Will pension freedoms bring about the death of the annuity?

2 October 2015

Will pension freedoms bring about the death of the annuity? When George Osborne announced the introduction of pension freedoms, it was one of the biggest changes ever to the pensions system in the UK. Previously, savers had very little choice of what they could do with their pension pot and were forced to choose an annuity that would give them a guaranteed income for life. Now however, people can do almost what they like with their pension pot. They can withdraw all their money for example and invest it elsewhere, or even spend some of it on the holiday of a lifetime. They can also still buy an annuity, but some people are predicting that fewer and fewer people will choose to do this.

Why do annuities have a bad reputation?

Annuities are actually unfairly maligned and are unpopular for three main reasons:

  • Rates: For the last few years rates have been awful. Some poorer annuities could see a £100,000 pension pot getting as little as £5,500 per year.
  • Choice: Many people were (and still are) unaware that they can shop around for an annuity. Most people have traditionally got poor deals because they didn't shop around and simply remained with their provider, being locked into a poor deal for life.
  • Value: With some simple annuities, on death, survivors get nothing. This obviously makes these types of annuities poor value if you die soon after retirement and has contributed to the poor reputation of annuities.

Annuities aren't all bad

Despite these three reasons and why many people don't like annuities, they are actually a good concept for many people. Depending on their circumstances and assuming they shop around and get a good deal, then there is a lot to be said for having the security of knowing how much you will receive every year for the rest of your life, guaranteed.

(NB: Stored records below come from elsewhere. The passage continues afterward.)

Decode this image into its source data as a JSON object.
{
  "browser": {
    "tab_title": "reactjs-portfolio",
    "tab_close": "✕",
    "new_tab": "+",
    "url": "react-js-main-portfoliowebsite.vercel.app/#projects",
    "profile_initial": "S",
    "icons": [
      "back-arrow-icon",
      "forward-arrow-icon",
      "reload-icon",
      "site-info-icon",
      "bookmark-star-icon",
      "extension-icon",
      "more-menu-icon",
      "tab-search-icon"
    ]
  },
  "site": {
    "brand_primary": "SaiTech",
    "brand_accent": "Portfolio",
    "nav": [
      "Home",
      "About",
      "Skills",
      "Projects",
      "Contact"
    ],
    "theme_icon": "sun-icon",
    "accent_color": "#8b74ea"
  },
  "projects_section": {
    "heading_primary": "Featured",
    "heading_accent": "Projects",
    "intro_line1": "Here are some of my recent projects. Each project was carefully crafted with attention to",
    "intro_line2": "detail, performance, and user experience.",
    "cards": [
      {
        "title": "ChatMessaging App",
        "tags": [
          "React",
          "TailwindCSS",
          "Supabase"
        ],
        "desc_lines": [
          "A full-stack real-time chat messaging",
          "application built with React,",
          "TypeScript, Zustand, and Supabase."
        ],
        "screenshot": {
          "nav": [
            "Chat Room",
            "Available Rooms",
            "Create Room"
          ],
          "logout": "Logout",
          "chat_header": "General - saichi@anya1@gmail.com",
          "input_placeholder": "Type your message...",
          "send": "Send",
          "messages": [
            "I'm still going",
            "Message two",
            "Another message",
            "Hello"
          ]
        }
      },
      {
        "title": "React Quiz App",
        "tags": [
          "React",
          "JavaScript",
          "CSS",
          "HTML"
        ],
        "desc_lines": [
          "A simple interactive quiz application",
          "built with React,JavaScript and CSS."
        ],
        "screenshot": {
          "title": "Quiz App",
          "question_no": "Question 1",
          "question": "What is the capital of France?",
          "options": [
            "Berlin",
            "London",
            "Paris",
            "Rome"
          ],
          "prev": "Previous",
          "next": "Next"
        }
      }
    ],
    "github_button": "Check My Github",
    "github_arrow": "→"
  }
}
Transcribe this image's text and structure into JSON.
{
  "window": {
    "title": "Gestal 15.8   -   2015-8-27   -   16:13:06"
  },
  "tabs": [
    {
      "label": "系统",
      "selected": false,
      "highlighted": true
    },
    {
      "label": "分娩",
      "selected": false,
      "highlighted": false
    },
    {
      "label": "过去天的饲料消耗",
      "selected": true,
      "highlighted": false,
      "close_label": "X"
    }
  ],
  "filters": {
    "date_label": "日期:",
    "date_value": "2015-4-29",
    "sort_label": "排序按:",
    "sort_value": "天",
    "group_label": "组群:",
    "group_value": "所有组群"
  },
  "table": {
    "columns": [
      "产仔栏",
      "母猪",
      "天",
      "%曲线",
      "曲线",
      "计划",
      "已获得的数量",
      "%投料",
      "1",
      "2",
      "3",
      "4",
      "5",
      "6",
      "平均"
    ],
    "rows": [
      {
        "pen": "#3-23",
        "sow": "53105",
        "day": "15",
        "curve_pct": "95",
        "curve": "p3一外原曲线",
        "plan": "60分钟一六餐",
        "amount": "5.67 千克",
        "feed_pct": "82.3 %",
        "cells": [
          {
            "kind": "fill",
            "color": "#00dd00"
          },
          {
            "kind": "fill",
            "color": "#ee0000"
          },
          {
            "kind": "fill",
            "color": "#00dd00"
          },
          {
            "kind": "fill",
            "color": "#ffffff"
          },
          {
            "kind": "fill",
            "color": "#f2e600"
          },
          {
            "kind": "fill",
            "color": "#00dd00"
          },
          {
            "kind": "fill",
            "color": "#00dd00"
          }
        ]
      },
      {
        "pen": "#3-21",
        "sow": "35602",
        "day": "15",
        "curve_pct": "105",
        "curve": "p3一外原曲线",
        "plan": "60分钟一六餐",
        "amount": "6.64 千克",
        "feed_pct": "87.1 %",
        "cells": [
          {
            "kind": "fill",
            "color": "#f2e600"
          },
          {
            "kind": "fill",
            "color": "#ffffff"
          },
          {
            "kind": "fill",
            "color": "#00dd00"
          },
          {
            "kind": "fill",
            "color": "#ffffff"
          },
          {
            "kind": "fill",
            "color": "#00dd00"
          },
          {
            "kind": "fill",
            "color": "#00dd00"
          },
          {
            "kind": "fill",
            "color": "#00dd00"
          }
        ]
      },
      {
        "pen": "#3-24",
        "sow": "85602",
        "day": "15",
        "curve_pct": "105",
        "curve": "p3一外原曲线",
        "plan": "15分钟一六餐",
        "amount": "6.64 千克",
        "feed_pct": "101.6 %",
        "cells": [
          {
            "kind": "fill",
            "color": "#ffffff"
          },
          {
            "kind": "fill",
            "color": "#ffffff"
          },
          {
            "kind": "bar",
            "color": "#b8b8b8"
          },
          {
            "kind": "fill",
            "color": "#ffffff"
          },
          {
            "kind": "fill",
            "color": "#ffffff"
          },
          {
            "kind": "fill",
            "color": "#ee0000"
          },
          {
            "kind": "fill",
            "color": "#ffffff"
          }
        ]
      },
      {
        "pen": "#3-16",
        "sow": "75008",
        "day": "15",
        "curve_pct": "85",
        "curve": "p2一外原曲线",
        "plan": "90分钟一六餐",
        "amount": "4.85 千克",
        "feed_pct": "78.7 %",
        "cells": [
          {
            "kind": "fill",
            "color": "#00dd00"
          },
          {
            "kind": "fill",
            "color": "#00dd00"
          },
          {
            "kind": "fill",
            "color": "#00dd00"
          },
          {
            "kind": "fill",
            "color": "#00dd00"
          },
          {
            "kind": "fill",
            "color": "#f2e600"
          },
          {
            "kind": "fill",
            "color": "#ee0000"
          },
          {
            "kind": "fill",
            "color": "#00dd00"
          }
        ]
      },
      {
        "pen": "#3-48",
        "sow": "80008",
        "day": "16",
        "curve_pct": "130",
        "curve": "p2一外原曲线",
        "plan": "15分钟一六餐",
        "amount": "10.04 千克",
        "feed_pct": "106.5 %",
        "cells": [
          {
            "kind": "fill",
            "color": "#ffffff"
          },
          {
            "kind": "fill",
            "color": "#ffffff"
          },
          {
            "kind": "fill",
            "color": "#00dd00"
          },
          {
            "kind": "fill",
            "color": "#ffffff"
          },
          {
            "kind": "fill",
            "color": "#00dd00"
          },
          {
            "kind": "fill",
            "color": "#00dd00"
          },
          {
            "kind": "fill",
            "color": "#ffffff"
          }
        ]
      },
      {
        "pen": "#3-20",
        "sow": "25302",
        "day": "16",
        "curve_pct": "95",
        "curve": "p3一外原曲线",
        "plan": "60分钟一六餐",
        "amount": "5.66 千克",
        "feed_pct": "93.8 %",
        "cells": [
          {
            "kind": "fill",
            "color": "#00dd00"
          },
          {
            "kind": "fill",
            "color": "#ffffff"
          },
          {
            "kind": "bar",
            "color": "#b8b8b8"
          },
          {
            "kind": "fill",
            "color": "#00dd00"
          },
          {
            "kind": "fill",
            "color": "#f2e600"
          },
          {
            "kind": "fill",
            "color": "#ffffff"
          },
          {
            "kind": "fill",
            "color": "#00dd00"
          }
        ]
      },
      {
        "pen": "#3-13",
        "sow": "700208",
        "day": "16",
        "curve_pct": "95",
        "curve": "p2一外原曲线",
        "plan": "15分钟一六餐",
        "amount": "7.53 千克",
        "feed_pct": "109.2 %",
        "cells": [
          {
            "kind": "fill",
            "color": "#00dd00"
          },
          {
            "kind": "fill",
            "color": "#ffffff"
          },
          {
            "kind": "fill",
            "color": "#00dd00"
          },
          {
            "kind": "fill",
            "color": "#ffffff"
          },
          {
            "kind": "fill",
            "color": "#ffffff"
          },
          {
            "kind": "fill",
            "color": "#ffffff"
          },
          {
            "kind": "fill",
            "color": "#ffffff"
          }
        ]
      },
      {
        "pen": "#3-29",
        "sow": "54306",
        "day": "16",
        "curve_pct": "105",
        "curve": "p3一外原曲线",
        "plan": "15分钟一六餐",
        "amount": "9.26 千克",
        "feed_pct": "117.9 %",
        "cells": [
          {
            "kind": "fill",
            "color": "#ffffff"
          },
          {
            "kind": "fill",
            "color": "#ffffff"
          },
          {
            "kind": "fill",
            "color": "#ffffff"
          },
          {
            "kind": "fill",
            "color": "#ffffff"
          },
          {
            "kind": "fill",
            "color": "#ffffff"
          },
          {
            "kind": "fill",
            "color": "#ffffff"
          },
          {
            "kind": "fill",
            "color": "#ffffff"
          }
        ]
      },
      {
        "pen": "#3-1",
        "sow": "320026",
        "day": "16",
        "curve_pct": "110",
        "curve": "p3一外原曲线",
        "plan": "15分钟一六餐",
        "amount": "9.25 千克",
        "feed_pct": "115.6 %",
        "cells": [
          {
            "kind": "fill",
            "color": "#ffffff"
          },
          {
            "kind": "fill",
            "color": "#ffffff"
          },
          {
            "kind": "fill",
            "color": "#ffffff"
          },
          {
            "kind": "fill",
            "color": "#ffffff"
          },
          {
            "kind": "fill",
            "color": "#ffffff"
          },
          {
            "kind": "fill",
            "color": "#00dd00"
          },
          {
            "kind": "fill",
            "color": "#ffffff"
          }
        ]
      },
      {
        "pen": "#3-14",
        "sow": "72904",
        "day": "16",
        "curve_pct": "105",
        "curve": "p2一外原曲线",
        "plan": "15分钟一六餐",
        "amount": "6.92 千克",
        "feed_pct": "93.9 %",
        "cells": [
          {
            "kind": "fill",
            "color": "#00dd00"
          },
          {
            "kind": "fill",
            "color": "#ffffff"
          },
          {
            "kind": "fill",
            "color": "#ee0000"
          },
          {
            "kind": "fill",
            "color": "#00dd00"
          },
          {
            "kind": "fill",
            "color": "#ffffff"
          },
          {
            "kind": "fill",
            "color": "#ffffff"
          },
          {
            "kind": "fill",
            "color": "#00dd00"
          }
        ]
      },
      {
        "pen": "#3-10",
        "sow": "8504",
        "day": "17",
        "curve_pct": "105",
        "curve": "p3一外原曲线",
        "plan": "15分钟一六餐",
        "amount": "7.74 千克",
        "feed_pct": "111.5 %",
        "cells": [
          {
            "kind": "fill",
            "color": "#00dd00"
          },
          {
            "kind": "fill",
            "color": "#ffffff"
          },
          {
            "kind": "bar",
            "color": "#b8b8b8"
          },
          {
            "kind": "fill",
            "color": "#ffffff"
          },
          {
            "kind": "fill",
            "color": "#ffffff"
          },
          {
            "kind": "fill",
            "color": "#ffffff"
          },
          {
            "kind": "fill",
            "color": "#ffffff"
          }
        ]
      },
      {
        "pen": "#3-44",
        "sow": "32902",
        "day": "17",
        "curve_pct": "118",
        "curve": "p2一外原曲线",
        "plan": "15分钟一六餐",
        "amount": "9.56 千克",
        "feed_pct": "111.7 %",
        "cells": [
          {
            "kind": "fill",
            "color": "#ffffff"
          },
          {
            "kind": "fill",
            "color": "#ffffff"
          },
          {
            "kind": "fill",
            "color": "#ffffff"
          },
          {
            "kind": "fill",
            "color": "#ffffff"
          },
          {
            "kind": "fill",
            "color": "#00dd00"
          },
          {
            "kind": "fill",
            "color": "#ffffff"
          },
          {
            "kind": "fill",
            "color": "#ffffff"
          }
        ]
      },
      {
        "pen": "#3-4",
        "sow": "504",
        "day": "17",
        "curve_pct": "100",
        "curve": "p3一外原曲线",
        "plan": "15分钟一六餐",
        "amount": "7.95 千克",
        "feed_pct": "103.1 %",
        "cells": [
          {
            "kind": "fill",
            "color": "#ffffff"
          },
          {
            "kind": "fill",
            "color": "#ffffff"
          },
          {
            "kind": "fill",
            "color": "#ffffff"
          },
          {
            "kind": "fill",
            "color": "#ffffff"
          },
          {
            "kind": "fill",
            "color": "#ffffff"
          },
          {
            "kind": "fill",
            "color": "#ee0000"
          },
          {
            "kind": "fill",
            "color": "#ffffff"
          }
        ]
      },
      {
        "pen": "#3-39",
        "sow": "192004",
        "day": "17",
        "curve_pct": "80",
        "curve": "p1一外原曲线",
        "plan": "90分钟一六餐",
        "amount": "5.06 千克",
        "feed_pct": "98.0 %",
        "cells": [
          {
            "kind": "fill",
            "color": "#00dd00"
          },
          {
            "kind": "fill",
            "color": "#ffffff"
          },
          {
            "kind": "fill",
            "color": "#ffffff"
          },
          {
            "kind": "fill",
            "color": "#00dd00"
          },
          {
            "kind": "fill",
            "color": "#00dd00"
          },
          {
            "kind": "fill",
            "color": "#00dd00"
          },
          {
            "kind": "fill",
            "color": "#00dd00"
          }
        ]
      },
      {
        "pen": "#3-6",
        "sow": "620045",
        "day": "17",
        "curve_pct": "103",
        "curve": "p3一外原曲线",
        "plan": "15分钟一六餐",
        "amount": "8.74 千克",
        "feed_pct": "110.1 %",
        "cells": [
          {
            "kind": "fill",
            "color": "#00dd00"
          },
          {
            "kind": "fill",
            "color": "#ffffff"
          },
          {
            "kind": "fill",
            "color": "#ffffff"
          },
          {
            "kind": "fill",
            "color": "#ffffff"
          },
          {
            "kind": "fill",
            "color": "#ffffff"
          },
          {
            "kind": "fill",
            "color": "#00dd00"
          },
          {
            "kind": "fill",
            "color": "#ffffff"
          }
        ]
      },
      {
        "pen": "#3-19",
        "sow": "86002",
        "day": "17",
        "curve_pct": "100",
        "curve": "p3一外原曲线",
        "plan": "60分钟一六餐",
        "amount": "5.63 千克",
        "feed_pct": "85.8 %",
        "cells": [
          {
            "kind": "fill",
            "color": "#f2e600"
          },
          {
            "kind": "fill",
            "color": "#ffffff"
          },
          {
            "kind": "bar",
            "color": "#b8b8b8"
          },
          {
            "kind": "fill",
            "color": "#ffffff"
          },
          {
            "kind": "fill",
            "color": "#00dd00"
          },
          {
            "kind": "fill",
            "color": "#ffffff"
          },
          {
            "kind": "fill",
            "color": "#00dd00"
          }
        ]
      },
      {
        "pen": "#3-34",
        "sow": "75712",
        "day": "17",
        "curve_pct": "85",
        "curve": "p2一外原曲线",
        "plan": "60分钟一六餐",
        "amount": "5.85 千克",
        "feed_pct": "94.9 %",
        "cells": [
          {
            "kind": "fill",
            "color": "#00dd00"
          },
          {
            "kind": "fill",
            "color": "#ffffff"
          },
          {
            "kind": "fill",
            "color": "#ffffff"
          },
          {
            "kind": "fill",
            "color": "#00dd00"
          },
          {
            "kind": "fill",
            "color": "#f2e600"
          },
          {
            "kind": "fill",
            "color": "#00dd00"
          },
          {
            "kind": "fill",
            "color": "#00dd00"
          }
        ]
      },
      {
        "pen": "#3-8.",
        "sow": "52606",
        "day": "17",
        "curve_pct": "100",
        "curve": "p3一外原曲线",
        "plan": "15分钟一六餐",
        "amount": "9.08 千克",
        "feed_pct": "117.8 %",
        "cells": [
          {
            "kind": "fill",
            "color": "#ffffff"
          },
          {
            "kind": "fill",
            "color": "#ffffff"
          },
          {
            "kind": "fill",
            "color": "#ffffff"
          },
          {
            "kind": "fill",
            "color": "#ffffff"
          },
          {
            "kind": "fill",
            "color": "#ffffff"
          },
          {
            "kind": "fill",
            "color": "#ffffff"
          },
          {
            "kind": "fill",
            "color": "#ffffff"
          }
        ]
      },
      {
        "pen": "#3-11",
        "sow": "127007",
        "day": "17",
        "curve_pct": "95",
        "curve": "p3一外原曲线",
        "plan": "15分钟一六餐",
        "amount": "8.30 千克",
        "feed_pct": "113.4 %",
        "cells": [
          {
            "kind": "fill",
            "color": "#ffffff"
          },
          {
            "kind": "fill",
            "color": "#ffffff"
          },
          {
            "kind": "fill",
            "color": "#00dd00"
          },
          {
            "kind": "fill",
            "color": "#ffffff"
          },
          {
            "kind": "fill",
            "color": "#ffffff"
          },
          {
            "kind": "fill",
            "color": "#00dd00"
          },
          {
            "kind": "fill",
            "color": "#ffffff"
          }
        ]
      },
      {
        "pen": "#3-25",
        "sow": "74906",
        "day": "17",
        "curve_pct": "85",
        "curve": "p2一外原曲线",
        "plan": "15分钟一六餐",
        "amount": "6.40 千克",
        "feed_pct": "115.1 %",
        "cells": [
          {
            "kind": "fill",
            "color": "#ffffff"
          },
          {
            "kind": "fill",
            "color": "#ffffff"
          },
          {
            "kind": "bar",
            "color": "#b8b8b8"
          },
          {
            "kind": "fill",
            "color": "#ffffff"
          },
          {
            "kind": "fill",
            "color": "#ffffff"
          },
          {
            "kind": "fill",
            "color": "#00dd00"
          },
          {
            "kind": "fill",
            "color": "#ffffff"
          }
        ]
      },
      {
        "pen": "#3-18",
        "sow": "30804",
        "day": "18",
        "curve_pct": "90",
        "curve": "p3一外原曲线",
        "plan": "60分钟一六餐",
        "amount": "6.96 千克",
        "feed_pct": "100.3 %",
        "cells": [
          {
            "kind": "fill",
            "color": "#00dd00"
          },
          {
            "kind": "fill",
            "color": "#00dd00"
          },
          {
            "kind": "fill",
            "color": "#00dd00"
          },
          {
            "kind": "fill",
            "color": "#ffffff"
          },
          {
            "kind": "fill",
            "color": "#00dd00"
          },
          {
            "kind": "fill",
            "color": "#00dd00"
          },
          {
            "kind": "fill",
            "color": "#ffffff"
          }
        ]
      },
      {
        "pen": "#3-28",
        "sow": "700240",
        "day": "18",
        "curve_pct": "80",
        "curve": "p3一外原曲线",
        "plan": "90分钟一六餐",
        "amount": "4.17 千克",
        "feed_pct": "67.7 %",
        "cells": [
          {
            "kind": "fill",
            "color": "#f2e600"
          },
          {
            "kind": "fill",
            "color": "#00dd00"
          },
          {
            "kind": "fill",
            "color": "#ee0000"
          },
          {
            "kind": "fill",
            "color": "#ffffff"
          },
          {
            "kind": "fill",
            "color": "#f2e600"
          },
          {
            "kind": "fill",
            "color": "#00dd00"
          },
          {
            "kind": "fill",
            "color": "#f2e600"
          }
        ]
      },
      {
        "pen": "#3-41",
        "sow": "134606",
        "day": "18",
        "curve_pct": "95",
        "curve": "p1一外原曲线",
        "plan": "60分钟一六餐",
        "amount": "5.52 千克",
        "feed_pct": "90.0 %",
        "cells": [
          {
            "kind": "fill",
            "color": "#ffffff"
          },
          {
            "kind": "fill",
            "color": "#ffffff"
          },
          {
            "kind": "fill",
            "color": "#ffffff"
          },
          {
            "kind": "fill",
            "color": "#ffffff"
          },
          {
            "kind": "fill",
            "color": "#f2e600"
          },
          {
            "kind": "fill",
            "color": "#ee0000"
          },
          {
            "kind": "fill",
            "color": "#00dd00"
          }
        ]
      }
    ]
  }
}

With other investments, it is difficult to plan for longevity. If a person simply decides to live off their savings then there is the very real risk that if they live longer than they expected, they could run out of money. This is obviously a concern at this stage of life when a person may be using their savings to pay for care fees or other essential living spending. With an annuity however, it provides a hedge against longevity, and this means that those with one can plan clearly for retirement and be assured they will have an index linked guaranteed payment every month until they die.